# How arithmetical is algebraic exponentiation?

Suppose $K$ is an exponential real closed field, i.e. there is an isomorphism, say exp, between the additive group of $K$ and the multiplicative group of its positive elements. Assume further that $Z$ is an integer part of $K$ whose positive cone $Z^{\geq 0}$ is closed under exp.

(1) Does it follow (for any of the standard phrasings of $EXP$) that $Z^{\geq 0}\models IOpen+EXP$?

(2) What if we further assume that $I\models I\Delta_{0}$ (so that the possible dependence on the choice of phrasing is eliminated)?

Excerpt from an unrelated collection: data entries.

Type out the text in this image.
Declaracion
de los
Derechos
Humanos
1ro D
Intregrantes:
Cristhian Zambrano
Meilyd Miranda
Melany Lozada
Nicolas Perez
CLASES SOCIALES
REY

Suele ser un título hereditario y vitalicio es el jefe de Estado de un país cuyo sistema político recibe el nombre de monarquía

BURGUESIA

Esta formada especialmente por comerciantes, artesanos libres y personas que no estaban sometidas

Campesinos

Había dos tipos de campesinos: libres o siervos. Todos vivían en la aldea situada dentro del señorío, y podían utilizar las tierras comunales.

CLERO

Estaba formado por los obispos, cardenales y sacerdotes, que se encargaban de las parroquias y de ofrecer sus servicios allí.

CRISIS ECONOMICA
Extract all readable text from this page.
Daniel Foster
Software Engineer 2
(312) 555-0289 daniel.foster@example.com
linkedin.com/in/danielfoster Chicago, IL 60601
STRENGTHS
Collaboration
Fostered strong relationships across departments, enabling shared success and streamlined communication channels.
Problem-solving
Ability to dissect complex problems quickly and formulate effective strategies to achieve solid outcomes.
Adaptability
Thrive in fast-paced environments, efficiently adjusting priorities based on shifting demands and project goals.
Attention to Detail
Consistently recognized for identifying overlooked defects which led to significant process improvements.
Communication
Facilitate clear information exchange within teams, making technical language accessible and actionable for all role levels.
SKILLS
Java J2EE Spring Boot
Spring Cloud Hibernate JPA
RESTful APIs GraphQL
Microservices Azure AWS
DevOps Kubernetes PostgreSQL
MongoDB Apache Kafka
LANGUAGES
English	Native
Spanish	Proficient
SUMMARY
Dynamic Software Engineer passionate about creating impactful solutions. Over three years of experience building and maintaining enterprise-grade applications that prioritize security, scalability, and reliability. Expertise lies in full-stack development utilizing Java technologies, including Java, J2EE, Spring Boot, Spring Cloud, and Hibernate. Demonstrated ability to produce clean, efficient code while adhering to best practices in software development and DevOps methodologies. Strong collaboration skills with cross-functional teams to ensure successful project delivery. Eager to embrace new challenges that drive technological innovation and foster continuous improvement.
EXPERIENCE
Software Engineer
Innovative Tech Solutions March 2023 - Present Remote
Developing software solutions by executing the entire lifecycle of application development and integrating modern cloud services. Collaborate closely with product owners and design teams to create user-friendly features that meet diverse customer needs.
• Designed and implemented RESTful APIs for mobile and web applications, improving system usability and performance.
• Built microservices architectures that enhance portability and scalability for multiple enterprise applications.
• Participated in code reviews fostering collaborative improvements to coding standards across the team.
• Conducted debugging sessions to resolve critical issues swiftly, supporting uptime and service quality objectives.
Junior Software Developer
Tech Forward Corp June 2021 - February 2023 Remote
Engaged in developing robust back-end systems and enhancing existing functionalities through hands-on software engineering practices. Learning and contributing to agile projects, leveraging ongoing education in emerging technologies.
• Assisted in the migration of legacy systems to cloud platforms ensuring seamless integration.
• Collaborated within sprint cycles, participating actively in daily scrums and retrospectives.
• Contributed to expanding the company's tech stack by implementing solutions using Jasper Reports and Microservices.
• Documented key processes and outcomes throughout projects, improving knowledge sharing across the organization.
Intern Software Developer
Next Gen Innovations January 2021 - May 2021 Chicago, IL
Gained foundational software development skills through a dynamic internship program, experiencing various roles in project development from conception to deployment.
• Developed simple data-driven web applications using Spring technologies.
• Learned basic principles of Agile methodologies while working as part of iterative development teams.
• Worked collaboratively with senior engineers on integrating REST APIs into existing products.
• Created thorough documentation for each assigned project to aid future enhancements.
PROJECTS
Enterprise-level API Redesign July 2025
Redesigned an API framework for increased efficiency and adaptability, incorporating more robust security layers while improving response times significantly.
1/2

Edit: $IOpen$ refers to the axiom system of arithmetic with induction restricted to quantifier-free formulas. EXP denotes the arithmetical statement that exponentiation is total. (In the language of arithmetic, exponentiation can e.g. be expressed by stating that $x^{y}=z$ iff there is a number coding a sequence $s$ such that $s_{0}=1$, $s_{y}=z$ and, for all integers $i$ strictly less than $y$, we have $s_{i+1}=xs_{i}$.) Shepherdson's result shows that the positive cone of an $IP$ of an $RCF$ will always be a model of $IOpen$, but $IOpen$ does not prove $EXP$ (nor does even $I\Delta_{0}$). The existence of exp for $K$ ensures that, for some $a\in I$, there is a function $f:I\rightarrow I$ such that $f(0)=1$ and $f(k+1)=af(k)$ for all $k\in I$, but that does not make it obvious (at least to me) that $I$ is 'aware' of this fact (e.g. contains the coding sequences etc.).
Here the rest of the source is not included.